A firm pricing above the market is pricing its products higher than similar products sold by competitors. When a firm follows this strategy, its products must be distinct in the eyes of the customer. For example, IBM prices its products above the market because its products are perceived as durable, high quality, state-of-the-art and having excellent serviceability by well-trained IBM personnel. Well-known designer label such as Calvin Klein and Donna Karan price their products above the market because they are perceived to be durable, high quality fashion items.

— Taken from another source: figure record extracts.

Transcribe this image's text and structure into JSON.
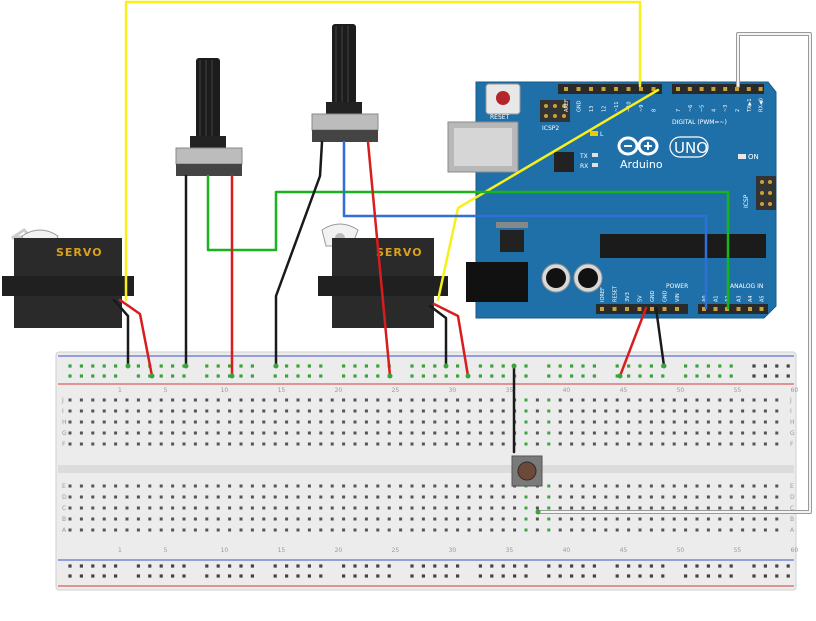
{
  "colors": {
    "board": "#1f70a8",
    "board_dark": "#175a88",
    "breadboard": "#ececec",
    "wire_yellow": "#f7f01c",
    "wire_green": "#18b41e",
    "wire_red": "#d71d1d",
    "wire_black": "#1a1a1a",
    "wire_blue": "#2f6fd6",
    "wire_gray": "#9a9a9a",
    "servo_body": "#2a2a2a",
    "servo_label": "#d9a21c",
    "rail_red": "#d23a3a",
    "rail_blue": "#3a4fc8",
    "hole_green": "#3ca33c"
  },
  "servo_left": {
    "label": "SERVO"
  },
  "servo_right": {
    "label": "SERVO"
  },
  "arduino": {
    "reset_label": "RESET",
    "icsp2_label": "ICSP2",
    "brand": "Arduino",
    "model": "UNO",
    "on_label": "ON",
    "tx_label": "TX",
    "rx_label": "RX",
    "l_label": "L",
    "icsp_label": "ICSP",
    "digital_label": "DIGITAL (PWM=~)",
    "analog_label": "ANALOG IN",
    "power_label": "POWER",
    "top_pins": [
      "AREF",
      "GND",
      "13",
      "12",
      "~11",
      "~10",
      "~9",
      "8"
    ],
    "top_pins2": [
      "7",
      "~6",
      "~5",
      "4",
      "~3",
      "2",
      "TX▶1",
      "RX◀0"
    ],
    "power_pins": [
      "IOREF",
      "RESET",
      "3V3",
      "5V",
      "GND",
      "GND",
      "VIN"
    ],
    "analog_pins": [
      "A0",
      "A1",
      "A2",
      "A3",
      "A4",
      "A5"
    ]
  },
  "breadboard": {
    "column_numbers": [
      "1",
      "5",
      "10",
      "15",
      "20",
      "25",
      "30",
      "35",
      "40",
      "45",
      "50",
      "55",
      "60"
    ],
    "row_letters_top": [
      "J",
      "I",
      "H",
      "G",
      "F"
    ],
    "row_letters_bottom": [
      "E",
      "D",
      "C",
      "B",
      "A"
    ]
  }
}
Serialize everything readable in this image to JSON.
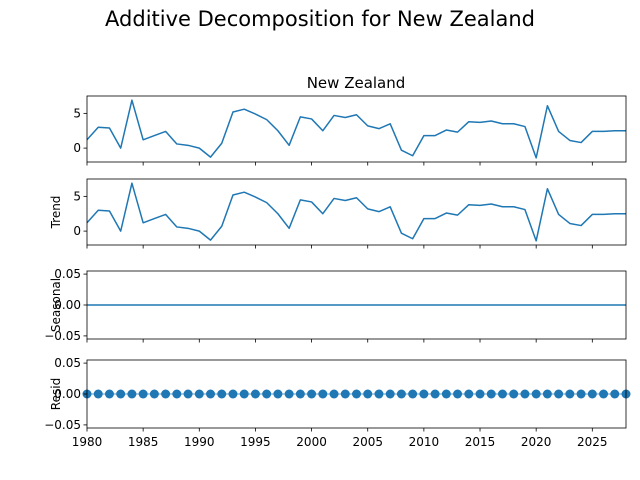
{
  "figure": {
    "suptitle": "Additive Decomposition for New Zealand",
    "panel_title": "New Zealand"
  },
  "colors": {
    "line": "#1f77b4",
    "axis": "#000000",
    "background": "#ffffff"
  },
  "chart_data": [
    {
      "type": "line",
      "panel": "observed",
      "title": "New Zealand",
      "ylabel": "",
      "x": [
        1980,
        1981,
        1982,
        1983,
        1984,
        1985,
        1986,
        1987,
        1988,
        1989,
        1990,
        1991,
        1992,
        1993,
        1994,
        1995,
        1996,
        1997,
        1998,
        1999,
        2000,
        2001,
        2002,
        2003,
        2004,
        2005,
        2006,
        2007,
        2008,
        2009,
        2010,
        2011,
        2012,
        2013,
        2014,
        2015,
        2016,
        2017,
        2018,
        2019,
        2020,
        2021,
        2022,
        2023,
        2024,
        2025,
        2026,
        2027,
        2028
      ],
      "values": [
        1.2,
        3.0,
        2.9,
        0.0,
        6.9,
        1.2,
        1.8,
        2.4,
        0.6,
        0.4,
        0.0,
        -1.3,
        0.7,
        5.2,
        5.6,
        4.9,
        4.1,
        2.5,
        0.4,
        4.5,
        4.2,
        2.5,
        4.7,
        4.4,
        4.8,
        3.2,
        2.8,
        3.5,
        -0.3,
        -1.1,
        1.8,
        1.8,
        2.6,
        2.3,
        3.8,
        3.7,
        3.9,
        3.5,
        3.5,
        3.1,
        -1.4,
        6.1,
        2.4,
        1.1,
        0.8,
        2.4,
        2.4,
        2.5,
        2.5
      ],
      "xlim": [
        1980,
        2028
      ],
      "ylim": [
        -2.0,
        7.5
      ],
      "yticks": [
        0,
        5
      ],
      "ytick_labels": [
        "0",
        "5"
      ]
    },
    {
      "type": "line",
      "panel": "trend",
      "ylabel": "Trend",
      "x": [
        1980,
        1981,
        1982,
        1983,
        1984,
        1985,
        1986,
        1987,
        1988,
        1989,
        1990,
        1991,
        1992,
        1993,
        1994,
        1995,
        1996,
        1997,
        1998,
        1999,
        2000,
        2001,
        2002,
        2003,
        2004,
        2005,
        2006,
        2007,
        2008,
        2009,
        2010,
        2011,
        2012,
        2013,
        2014,
        2015,
        2016,
        2017,
        2018,
        2019,
        2020,
        2021,
        2022,
        2023,
        2024,
        2025,
        2026,
        2027,
        2028
      ],
      "values": [
        1.2,
        3.0,
        2.9,
        0.0,
        6.9,
        1.2,
        1.8,
        2.4,
        0.6,
        0.4,
        0.0,
        -1.3,
        0.7,
        5.2,
        5.6,
        4.9,
        4.1,
        2.5,
        0.4,
        4.5,
        4.2,
        2.5,
        4.7,
        4.4,
        4.8,
        3.2,
        2.8,
        3.5,
        -0.3,
        -1.1,
        1.8,
        1.8,
        2.6,
        2.3,
        3.8,
        3.7,
        3.9,
        3.5,
        3.5,
        3.1,
        -1.4,
        6.1,
        2.4,
        1.1,
        0.8,
        2.4,
        2.4,
        2.5,
        2.5
      ],
      "xlim": [
        1980,
        2028
      ],
      "ylim": [
        -2.0,
        7.5
      ],
      "yticks": [
        0,
        5
      ],
      "ytick_labels": [
        "0",
        "5"
      ]
    },
    {
      "type": "line",
      "panel": "seasonal",
      "ylabel": "Seasonal",
      "x": [
        1980,
        2028
      ],
      "values": [
        0.0,
        0.0
      ],
      "xlim": [
        1980,
        2028
      ],
      "ylim": [
        -0.055,
        0.055
      ],
      "yticks": [
        -0.05,
        0.0,
        0.05
      ],
      "ytick_labels": [
        "−0.05",
        "0.00",
        "0.05"
      ]
    },
    {
      "type": "scatter",
      "panel": "resid",
      "ylabel": "Resid",
      "x": [
        1980,
        1981,
        1982,
        1983,
        1984,
        1985,
        1986,
        1987,
        1988,
        1989,
        1990,
        1991,
        1992,
        1993,
        1994,
        1995,
        1996,
        1997,
        1998,
        1999,
        2000,
        2001,
        2002,
        2003,
        2004,
        2005,
        2006,
        2007,
        2008,
        2009,
        2010,
        2011,
        2012,
        2013,
        2014,
        2015,
        2016,
        2017,
        2018,
        2019,
        2020,
        2021,
        2022,
        2023,
        2024,
        2025,
        2026,
        2027,
        2028
      ],
      "values": [
        0,
        0,
        0,
        0,
        0,
        0,
        0,
        0,
        0,
        0,
        0,
        0,
        0,
        0,
        0,
        0,
        0,
        0,
        0,
        0,
        0,
        0,
        0,
        0,
        0,
        0,
        0,
        0,
        0,
        0,
        0,
        0,
        0,
        0,
        0,
        0,
        0,
        0,
        0,
        0,
        0,
        0,
        0,
        0,
        0,
        0,
        0,
        0,
        0
      ],
      "xlim": [
        1980,
        2028
      ],
      "ylim": [
        -0.055,
        0.055
      ],
      "yticks": [
        -0.05,
        0.0,
        0.05
      ],
      "ytick_labels": [
        "−0.05",
        "0.00",
        "0.05"
      ],
      "xticks": [
        1980,
        1985,
        1990,
        1995,
        2000,
        2005,
        2010,
        2015,
        2020,
        2025
      ],
      "xtick_labels": [
        "1980",
        "1985",
        "1990",
        "1995",
        "2000",
        "2005",
        "2010",
        "2015",
        "2020",
        "2025"
      ]
    }
  ]
}
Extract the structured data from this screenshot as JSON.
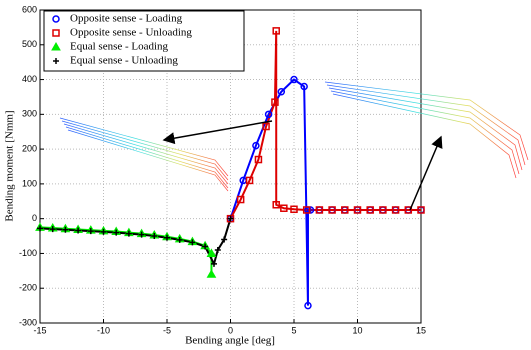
{
  "chart_data": {
    "type": "line",
    "xlabel": "Bending angle [deg]",
    "ylabel": "Bending moment [Nmm]",
    "xlim": [
      -15,
      15
    ],
    "ylim": [
      -300,
      600
    ],
    "xticks": [
      -15,
      -10,
      -5,
      0,
      5,
      10,
      15
    ],
    "yticks": [
      -300,
      -200,
      -100,
      0,
      100,
      200,
      300,
      400,
      500,
      600
    ],
    "grid": true,
    "legend": "upper left",
    "series": [
      {
        "name": "Opposite sense - Loading",
        "color": "#0000ff",
        "marker": "o",
        "x": [
          0,
          1,
          2,
          3,
          4,
          5,
          5.8,
          6.1,
          6.1,
          6.3,
          7,
          8,
          9,
          10,
          11,
          12,
          13,
          14,
          15
        ],
        "values": [
          0,
          110,
          210,
          300,
          365,
          400,
          380,
          -250,
          25,
          25,
          25,
          25,
          25,
          25,
          25,
          25,
          25,
          25,
          25
        ]
      },
      {
        "name": "Opposite sense - Unloading",
        "color": "#dd0000",
        "marker": "s",
        "x": [
          0,
          0.8,
          1.5,
          2.2,
          2.8,
          3.5,
          3.6,
          3.6,
          4.2,
          5,
          6,
          7,
          8,
          9,
          10,
          11,
          12,
          13,
          14,
          15
        ],
        "values": [
          0,
          55,
          110,
          170,
          265,
          335,
          540,
          40,
          30,
          27,
          25,
          25,
          25,
          25,
          25,
          25,
          25,
          25,
          25,
          25
        ]
      },
      {
        "name": "Equal sense - Loading",
        "color": "#00ee00",
        "marker": "^",
        "x": [
          -15,
          -14,
          -13,
          -12,
          -11,
          -10,
          -9,
          -8,
          -7,
          -6,
          -5,
          -4,
          -3,
          -2,
          -1.5,
          -1.5
        ],
        "values": [
          -25,
          -27,
          -29,
          -31,
          -33,
          -35,
          -37,
          -40,
          -43,
          -47,
          -52,
          -58,
          -66,
          -78,
          -100,
          -160
        ]
      },
      {
        "name": "Equal sense - Unloading",
        "color": "#000000",
        "marker": "+",
        "x": [
          -15,
          -14,
          -13,
          -12,
          -11,
          -10,
          -9,
          -8,
          -7,
          -6,
          -5,
          -4,
          -3,
          -2,
          -1.3,
          -1,
          -0.5,
          0
        ],
        "values": [
          -28,
          -30,
          -32,
          -34,
          -36,
          -38,
          -40,
          -43,
          -46,
          -50,
          -55,
          -61,
          -68,
          -80,
          -130,
          -90,
          -60,
          0
        ]
      }
    ]
  }
}
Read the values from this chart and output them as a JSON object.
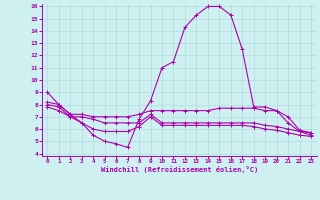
{
  "xlabel": "Windchill (Refroidissement éolien,°C)",
  "bg_color": "#cff0f0",
  "line_color": "#aa00aa",
  "hours": [
    0,
    1,
    2,
    3,
    4,
    5,
    6,
    7,
    8,
    9,
    10,
    11,
    12,
    13,
    14,
    15,
    16,
    17,
    18,
    19,
    20,
    21,
    22,
    23
  ],
  "line1": [
    9.0,
    8.0,
    7.2,
    6.5,
    5.5,
    5.0,
    4.8,
    4.5,
    6.8,
    8.3,
    11.0,
    11.5,
    14.3,
    15.3,
    16.0,
    16.0,
    15.3,
    12.5,
    7.8,
    7.8,
    7.5,
    6.5,
    5.8,
    5.5
  ],
  "line2": [
    8.2,
    8.0,
    7.2,
    7.2,
    7.0,
    7.0,
    7.0,
    7.0,
    7.2,
    7.5,
    7.5,
    7.5,
    7.5,
    7.5,
    7.5,
    7.7,
    7.7,
    7.7,
    7.7,
    7.5,
    7.5,
    7.0,
    5.9,
    5.7
  ],
  "line3": [
    8.0,
    7.8,
    7.0,
    7.0,
    6.8,
    6.5,
    6.5,
    6.5,
    6.5,
    7.2,
    6.5,
    6.5,
    6.5,
    6.5,
    6.5,
    6.5,
    6.5,
    6.5,
    6.5,
    6.3,
    6.2,
    6.0,
    5.8,
    5.7
  ],
  "line4": [
    7.8,
    7.5,
    7.0,
    6.5,
    6.0,
    5.8,
    5.8,
    5.8,
    6.2,
    7.0,
    6.3,
    6.3,
    6.3,
    6.3,
    6.3,
    6.3,
    6.3,
    6.3,
    6.2,
    6.0,
    5.9,
    5.7,
    5.5,
    5.4
  ],
  "ylim": [
    4,
    16
  ],
  "xlim": [
    0,
    23
  ],
  "yticks": [
    4,
    5,
    6,
    7,
    8,
    9,
    10,
    11,
    12,
    13,
    14,
    15,
    16
  ],
  "xticks": [
    0,
    1,
    2,
    3,
    4,
    5,
    6,
    7,
    8,
    9,
    10,
    11,
    12,
    13,
    14,
    15,
    16,
    17,
    18,
    19,
    20,
    21,
    22,
    23
  ]
}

2. Pricing below the market

Firms price below the market by adding a lower profit per unit or keeping costs lower than their competitors. When the profit per unit is small, the firm hopes to make it up by selling more of its product. A firm keeps costs low, by lowering quality or providing fewer services. Examples of pricing below the market are generic items sold in supermarkets.

3. Pricing with the market

When a firm prices with the market their prices reflect the current market price for that particular product. Most firms price close to the market price because their products are not so outstanding that they can price above the market, nor are their costs so low that they can price below the market.

  1. Why would a company decide to price its product above the market?

  2. Can you think of some products which are priced above the market?

  3. Why would a company decide to price its product below the market?

  4. Can you think of some products which are priced below the market?

  5. Why would a company decide to price its product with the market?

  6. Can you think of some products which are priced with the market?

Reading

Read the following case discussing Danone's pricing strategy and answer the questions.

- Danone's Pricing Strategy

When Queensland United Farmers (QUF) launched its new product, Danone yoghurt, the company went into a significant amount of research in relation to pricing. It wrestled for many months to understand whether to charge a premium price for the product compared to the competition, ie Yoplait, or discount it initially to penetrate the market.

Market research found that an opportunity existed for a premium-priced yoghurt and that consumers would be prepared to pay for a better yoghurt, mainly one with more fruit. Consumer perceptions of yoghurt are that it is a very inexpensive product and this lead to the feeling that yoghurt is ; underpriced in the market.

The Danone strategy was to have pricing remain at parity with Yoplait, on both full fat and low fat products and to use the 150g Danino product as a discounted product to give a price differential on the shelf.

1. Did QUF price its Danone yoghurt above, below or with the market?

2. Why did the company use this pricing strategy?